The mechanisms by which persistent proteinuria induces interstitial inflammation and fibrosis are not well known, although nuclear factor-kappaB (NF-kappaB), which regulates the transcription of many genes involved in renal injury, could be implicated. In rats with intense proteinuria, we studied the renal activation of NF-kappaB as well as the potential involvement of the vasoactive hormones angiotensin II (Ang II) and endothelin-1 (ET-1). Uninephrectomized Wistar-Kyoto rats receiving 1 g/d of BSA had proteinuria but no renal morphological lesions at day 1. By contrast, tubular atrophy and/or dilation and mononuclear cell infiltration were observed after 8 or 28 days of BSA administration, coinciding with maximal proteinuria. In relation to control uninephrectomized rats, the renal cortex of nephritic rats showed an increment in the activation of NF-kappaB at all time periods studied. By in situ Southwestern histochemistry, NF-kappaB activity was mainly localized in proximal tubules, interstitial mononuclear cells, and, to a lesser extent, the glomeruli. The administration of the ACE inhibitor quinapril plus the ET(A)/ET(B) receptor antagonist bosentan during 28 days to BSA-overloaded animals diminished proteinuria, renal lesions, and NF-kappaB activity more markedly than single drugs. Cultured tubular epithelial cells exposed to BSA revealed an intense NF-kappaB activation in a time- and dose-dependent manner. Incubation of cells with receptor antagonists of Ang II (AT(1): losartan and AT(2): PD-123,319) or ET-1 (ET(A): BQ123 and ET(B): IRL1038) inhibited significantly the BSA-induced NF-kappaB activity (90%, 75%, 90%, and 60% of inhibition versus basal, respectively). Our results show that overload proteinuria causes NF-kappaB activation in tubular epithelial cells both in vivo and in vitro. The vasoactive peptides Ang II and ET-1 appear to be implicated in this effect. The results reveal a novel mechanism of perpetuation of renal damage induced by persistent proteinuria.
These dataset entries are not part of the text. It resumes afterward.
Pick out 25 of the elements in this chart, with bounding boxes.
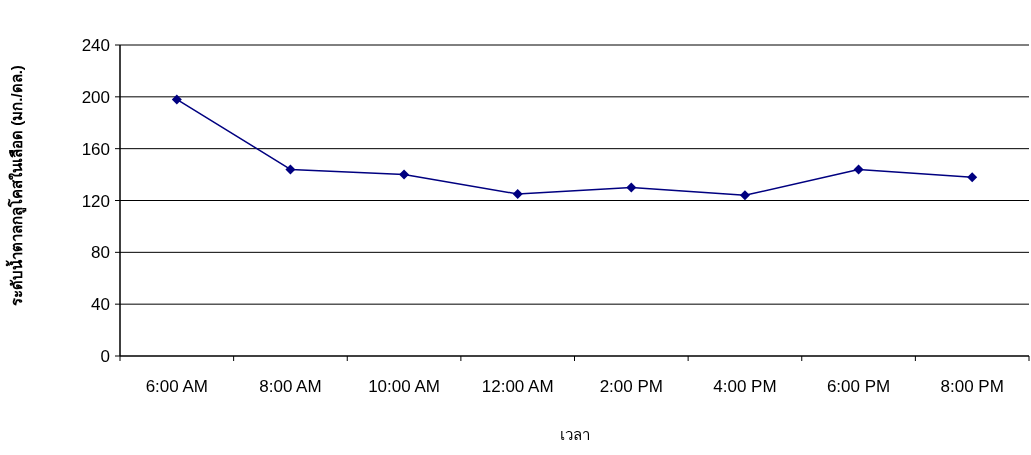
point xyxy=(739,190,750,201)
x-axis-title: เวลา xyxy=(559,426,590,443)
point xyxy=(512,189,523,200)
y-tick-label: 80 xyxy=(91,243,110,263)
y-tick-label: 0 xyxy=(100,347,110,366)
y-axis-title: ระดับน้ำตาลกลูโคสในเลือด (มก./ดล.) xyxy=(5,65,27,306)
y-tick-label: 240 xyxy=(81,36,110,55)
point xyxy=(853,164,864,175)
x-tick-label: 6:00 AM xyxy=(145,377,208,396)
point xyxy=(285,164,296,175)
y-tick-label: 200 xyxy=(81,87,110,107)
x-tick-label: 6:00 PM xyxy=(826,377,891,396)
point xyxy=(967,172,978,183)
x-tick-label: 4:00 PM xyxy=(713,377,777,396)
y-tick-label: 120 xyxy=(81,191,110,211)
x-tick-label: 8:00 AM xyxy=(259,377,322,396)
y-tick-label: 40 xyxy=(91,295,110,315)
point xyxy=(171,94,182,105)
point xyxy=(626,182,637,193)
y-tick-label: 160 xyxy=(81,139,110,159)
x-tick-label: 2:00 PM xyxy=(599,377,663,396)
point xyxy=(399,169,410,180)
x-tick-label: 12:00 AM xyxy=(481,377,554,396)
x-tick-label: 8:00 PM xyxy=(940,377,1004,396)
x-tick-label: 10:00 AM xyxy=(368,377,440,396)
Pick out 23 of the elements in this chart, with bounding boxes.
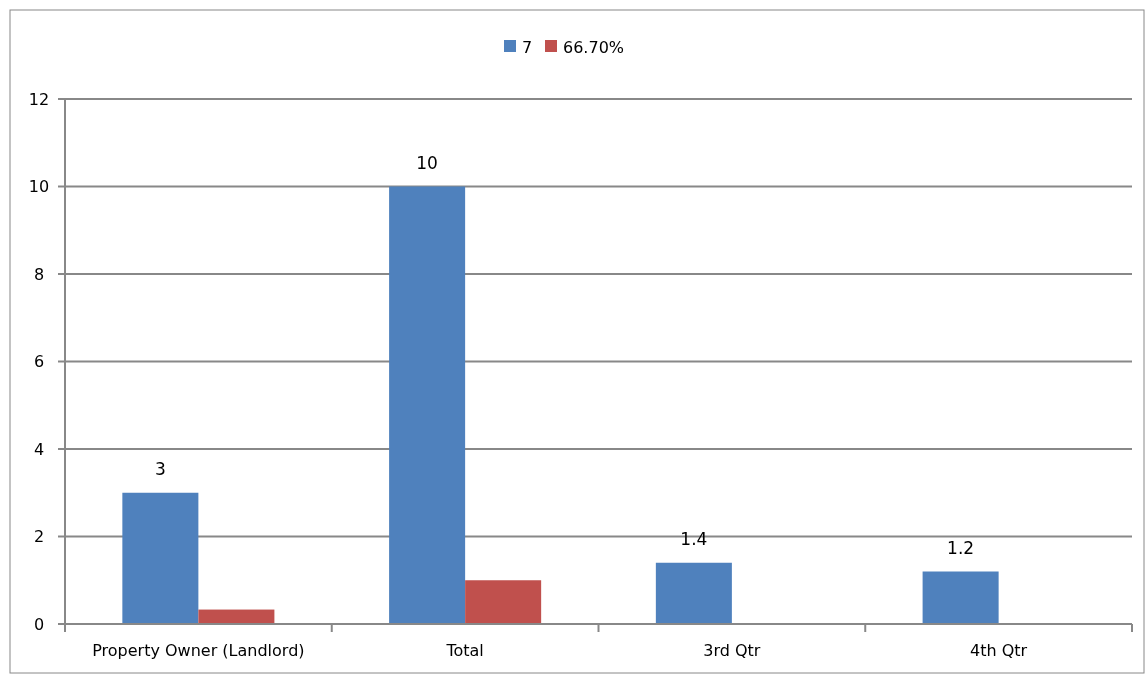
y-tick-label: 2 [33, 527, 45, 547]
y-tick-label: 12 [28, 89, 50, 109]
bar [922, 571, 999, 624]
data-label: 1.2 [947, 537, 975, 558]
x-tick-label: 4th Qtr [970, 641, 1028, 660]
data-label: 3 [154, 458, 166, 479]
legend-label: 66.70% [563, 37, 625, 57]
data-label: 10 [416, 152, 438, 173]
bar [198, 609, 275, 624]
y-tick-label: 4 [33, 439, 45, 459]
legend-label: 7 [522, 37, 533, 57]
x-tick-label: Property Owner (Landlord) [92, 641, 305, 660]
y-tick-label: 0 [33, 614, 45, 634]
bar [122, 492, 199, 624]
y-tick-label: 10 [28, 177, 50, 197]
data-label: 1.4 [680, 528, 708, 549]
x-tick-label: Total [445, 641, 484, 660]
y-tick-label: 6 [33, 352, 45, 372]
bar [389, 186, 466, 624]
y-tick-label: 8 [33, 264, 45, 284]
bar [655, 562, 732, 624]
x-tick-label: 3rd Qtr [703, 641, 761, 660]
bar [465, 580, 542, 624]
持续性蛋白尿诱发间质炎症和纤维化的机制尚不清楚,尽管可涉及调节许多参与肾损伤基因转录的核因子-κB(NF-κB)。在蛋白尿严重的大鼠中,我们研究了NF-κB的肾内激活以及血管活性激素血管紧张素II(Ang II)和内皮素-1(ET-1)的潜在作用。接受1g/d牛血清白蛋白(BSA)的单侧肾切除Wistar-Kyoto大鼠在第1天时出现蛋白尿,但无肾脏形态学损伤。相比之下,在给予BSA 8天或28天后观察到肾小管萎缩和/或扩张以及单核细胞浸润,这与最大蛋白尿期一致。与对照单侧肾切除大鼠相比,在所有研究时间段内,肾炎大鼠的肾皮质NF-κB激活均增加。通过原位西南组织化学分析,NF-κB活性主要定位于近端小管、间质单核细胞,在较小程度上定位于肾小球。在28天内给BSA负荷动物给予血管紧张素转换酶(ACE)抑制剂喹那普利加ET(A)/ET(B)受体拮抗剂波生坦,比单一药物更显著地减少蛋白尿、肾脏损伤和NF-κB活性。暴露于BSA的培养肾小管上皮细胞显示出强烈的NF-κB激活,呈时间和剂量依赖性。用Ang II受体拮抗剂(AT(1):氯沙坦和AT(2):PD-123,319)或ET-1受体拮抗剂(ET(A):BQ123和ET(B):IRL1038)孵育细胞可显著抑制BSA诱导的NF-κB活性(分别相对于基础水平抑制90%、75%、90%和60%)。我们的结果表明,超负荷蛋白尿在体内和体外均可导致肾小管上皮细胞中NF-κB激活。血管活性肽Ang II和ET-1似乎参与了这一效应。这些结果揭示了持续性蛋白尿诱导肾损伤持续存在的一种新机制。